In the real-life game of cops and robbers, recently released Federal figures show the cops are winning, but perhaps not always in the way you might think.
To be fair, the FBI Crime Report statistics quoted by the Washington-based think tank, Institute for Justice do show law enforcement beating burglars the old fashioned way. Revenues from burglary, flat for years, actually started to go down around four years ago, but around the same time, something else happened. The amount of money seized by police under a controversial process called civil forfeiture, often from citizens who were not convicted of, or even charged with a crime passed the money gained from all the burglaries in America. These days, somewhere over five dollars is snatched by police under civil forfeiture for every four dollars taken by burglars.
Again, some of this is a product of good interventions by law enforcement, holding down citizens’ losses from burglary, but the real driver in this statistical switch has been the rapid growth of civil forfeiture seizures of cash and property.

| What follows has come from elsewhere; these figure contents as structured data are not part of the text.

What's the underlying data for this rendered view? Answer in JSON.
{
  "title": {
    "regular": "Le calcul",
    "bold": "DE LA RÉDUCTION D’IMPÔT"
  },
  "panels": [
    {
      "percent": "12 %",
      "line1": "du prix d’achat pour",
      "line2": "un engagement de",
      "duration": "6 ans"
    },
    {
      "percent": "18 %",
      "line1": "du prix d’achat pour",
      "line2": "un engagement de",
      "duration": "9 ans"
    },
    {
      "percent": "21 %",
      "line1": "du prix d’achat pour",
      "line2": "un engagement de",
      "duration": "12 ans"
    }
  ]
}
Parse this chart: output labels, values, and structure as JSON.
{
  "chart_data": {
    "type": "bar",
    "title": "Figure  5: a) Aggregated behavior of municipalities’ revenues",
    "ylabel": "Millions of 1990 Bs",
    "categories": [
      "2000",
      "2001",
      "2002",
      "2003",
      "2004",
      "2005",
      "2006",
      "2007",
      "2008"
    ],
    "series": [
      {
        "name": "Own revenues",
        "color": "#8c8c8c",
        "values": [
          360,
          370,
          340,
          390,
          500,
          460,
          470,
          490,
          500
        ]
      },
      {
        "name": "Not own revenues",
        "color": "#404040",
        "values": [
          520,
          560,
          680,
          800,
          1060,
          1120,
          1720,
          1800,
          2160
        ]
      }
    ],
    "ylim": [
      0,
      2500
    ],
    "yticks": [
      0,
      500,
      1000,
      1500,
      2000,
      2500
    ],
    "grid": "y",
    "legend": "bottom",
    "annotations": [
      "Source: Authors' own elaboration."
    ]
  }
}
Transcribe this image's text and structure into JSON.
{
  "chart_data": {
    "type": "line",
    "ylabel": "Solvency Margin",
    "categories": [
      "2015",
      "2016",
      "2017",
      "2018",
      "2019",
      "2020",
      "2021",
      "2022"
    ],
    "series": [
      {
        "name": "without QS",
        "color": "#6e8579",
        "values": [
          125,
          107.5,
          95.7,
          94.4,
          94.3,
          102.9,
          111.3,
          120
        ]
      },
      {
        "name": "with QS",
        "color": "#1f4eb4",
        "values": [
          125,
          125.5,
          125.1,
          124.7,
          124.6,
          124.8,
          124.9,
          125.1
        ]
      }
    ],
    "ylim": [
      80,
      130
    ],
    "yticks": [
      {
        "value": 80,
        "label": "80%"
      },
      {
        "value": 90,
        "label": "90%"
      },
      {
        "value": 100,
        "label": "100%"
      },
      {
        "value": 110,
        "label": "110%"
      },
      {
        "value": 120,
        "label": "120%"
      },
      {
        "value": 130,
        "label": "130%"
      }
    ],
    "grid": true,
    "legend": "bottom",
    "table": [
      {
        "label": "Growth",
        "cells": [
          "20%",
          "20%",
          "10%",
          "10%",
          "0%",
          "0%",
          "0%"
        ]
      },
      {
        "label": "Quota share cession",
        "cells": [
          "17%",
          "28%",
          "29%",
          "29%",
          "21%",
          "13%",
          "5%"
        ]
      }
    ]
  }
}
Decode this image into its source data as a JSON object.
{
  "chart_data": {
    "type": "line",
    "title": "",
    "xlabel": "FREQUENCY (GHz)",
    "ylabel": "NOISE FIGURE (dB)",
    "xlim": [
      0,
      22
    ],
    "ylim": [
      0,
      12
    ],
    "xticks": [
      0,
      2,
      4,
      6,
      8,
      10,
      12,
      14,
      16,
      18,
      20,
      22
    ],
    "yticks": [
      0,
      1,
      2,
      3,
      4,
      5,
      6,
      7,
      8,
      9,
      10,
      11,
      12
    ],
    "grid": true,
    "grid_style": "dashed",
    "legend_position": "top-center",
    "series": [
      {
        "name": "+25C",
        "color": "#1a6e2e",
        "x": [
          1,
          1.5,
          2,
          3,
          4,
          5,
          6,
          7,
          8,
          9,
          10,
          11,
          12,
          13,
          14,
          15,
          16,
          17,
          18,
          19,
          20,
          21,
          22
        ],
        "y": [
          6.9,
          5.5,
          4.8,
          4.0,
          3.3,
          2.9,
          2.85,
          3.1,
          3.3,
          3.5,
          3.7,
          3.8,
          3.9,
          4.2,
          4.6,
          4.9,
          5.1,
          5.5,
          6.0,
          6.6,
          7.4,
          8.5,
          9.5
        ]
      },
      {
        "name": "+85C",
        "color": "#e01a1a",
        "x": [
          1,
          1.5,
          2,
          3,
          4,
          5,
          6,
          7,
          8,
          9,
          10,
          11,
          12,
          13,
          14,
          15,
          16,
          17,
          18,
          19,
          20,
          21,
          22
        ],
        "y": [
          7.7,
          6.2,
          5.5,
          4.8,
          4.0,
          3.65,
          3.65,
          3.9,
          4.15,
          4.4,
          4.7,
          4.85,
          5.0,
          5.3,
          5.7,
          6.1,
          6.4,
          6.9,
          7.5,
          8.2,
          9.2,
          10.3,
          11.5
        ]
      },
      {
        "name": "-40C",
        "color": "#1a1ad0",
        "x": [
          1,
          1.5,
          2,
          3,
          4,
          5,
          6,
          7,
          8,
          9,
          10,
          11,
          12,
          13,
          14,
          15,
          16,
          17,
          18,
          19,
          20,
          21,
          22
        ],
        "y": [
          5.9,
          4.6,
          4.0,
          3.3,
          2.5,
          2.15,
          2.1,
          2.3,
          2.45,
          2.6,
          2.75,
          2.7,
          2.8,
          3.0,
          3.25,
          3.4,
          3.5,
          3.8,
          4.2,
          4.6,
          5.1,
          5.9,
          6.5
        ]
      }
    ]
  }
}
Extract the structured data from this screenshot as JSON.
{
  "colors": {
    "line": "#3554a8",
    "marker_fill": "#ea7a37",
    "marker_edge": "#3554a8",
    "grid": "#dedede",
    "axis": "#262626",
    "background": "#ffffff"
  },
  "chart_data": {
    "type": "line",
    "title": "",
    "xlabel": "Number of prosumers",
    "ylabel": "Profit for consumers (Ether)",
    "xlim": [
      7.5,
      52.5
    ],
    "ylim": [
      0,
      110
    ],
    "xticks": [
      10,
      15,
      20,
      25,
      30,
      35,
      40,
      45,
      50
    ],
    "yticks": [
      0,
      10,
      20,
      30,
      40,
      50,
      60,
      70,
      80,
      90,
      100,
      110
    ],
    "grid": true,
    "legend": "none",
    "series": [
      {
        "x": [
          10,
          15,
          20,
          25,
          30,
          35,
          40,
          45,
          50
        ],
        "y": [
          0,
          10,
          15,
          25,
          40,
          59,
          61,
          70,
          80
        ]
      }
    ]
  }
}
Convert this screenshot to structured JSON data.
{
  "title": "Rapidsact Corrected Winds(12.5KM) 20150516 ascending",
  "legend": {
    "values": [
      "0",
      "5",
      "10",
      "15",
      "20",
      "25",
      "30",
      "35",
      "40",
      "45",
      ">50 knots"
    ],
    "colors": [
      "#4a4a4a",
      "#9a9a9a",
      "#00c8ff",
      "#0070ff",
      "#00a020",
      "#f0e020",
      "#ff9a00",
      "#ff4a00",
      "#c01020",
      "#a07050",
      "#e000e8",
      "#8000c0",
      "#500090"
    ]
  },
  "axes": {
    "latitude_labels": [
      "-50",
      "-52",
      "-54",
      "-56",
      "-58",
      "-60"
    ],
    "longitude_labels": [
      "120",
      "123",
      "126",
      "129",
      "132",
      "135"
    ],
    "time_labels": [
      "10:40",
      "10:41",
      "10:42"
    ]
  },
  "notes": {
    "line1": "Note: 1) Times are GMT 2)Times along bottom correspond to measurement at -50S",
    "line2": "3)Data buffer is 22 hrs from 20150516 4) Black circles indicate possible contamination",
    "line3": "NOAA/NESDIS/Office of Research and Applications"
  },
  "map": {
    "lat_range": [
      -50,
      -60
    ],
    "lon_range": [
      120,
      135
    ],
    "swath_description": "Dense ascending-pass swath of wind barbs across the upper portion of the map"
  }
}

“In 2014” alone, our guest today, reporter Christopher Ingraham wrote recently in the Washington Post, “federal authorities seized more than $5 billion in assets.”
But wait, you say, in 2015, didn’t the Obama Administration say it was cutting back on civil forfeitures? Yes, you are correct, after Chris Ingraham’s Washington Post colleague Robert O’Harrow published a searing series of investigative reports on how mostly poor, often minority citizens were stripped of money, cars, even in some cases, their homes through civil forfeiture, Obama’s then Attorney General Eric Holder announced that he was putting sharp restraints of some legal sub-paragraphs that let local cops claim up to 80 percent of the value of assets seized from people never charged with a crime. But it turned out, there was much less to his announcement than he implied.
Last month, Holder’s successor Loretta Lynch took all the restraints off and revealed that the Justice Dept. never wanted to rein in civil forfeiture, but had been denied funds for the program by Congress and needed a year to replenish the pot so it could start once again shoveling cash to state and local police departments.
In the words of Scott Bullock, president of the Institute for Justice, and a leading forfeiture antagonist, “This really was about funding, not a genuine concern about the abuses rampant in the … system.”
More outright deception from an Administration that had promised at its onset to be the most transparent in American History.
Listeners may be interested in our previous show on civil forfeiture, done just after it looked like the Obama Administration was going to end the program. Our guest, Brad Cates, had been a designer of and advocate for civil forfeiture when he was part of Ed Meese’s Justice Department under President Ronald Reagan. Cates has changed his mind and is among the leading advocates to stop civil forfeiture once and for all. His arguments were important in getting the State Legislature of New Mexico to end most forms of civil forfeiture in the Land of Enchantment.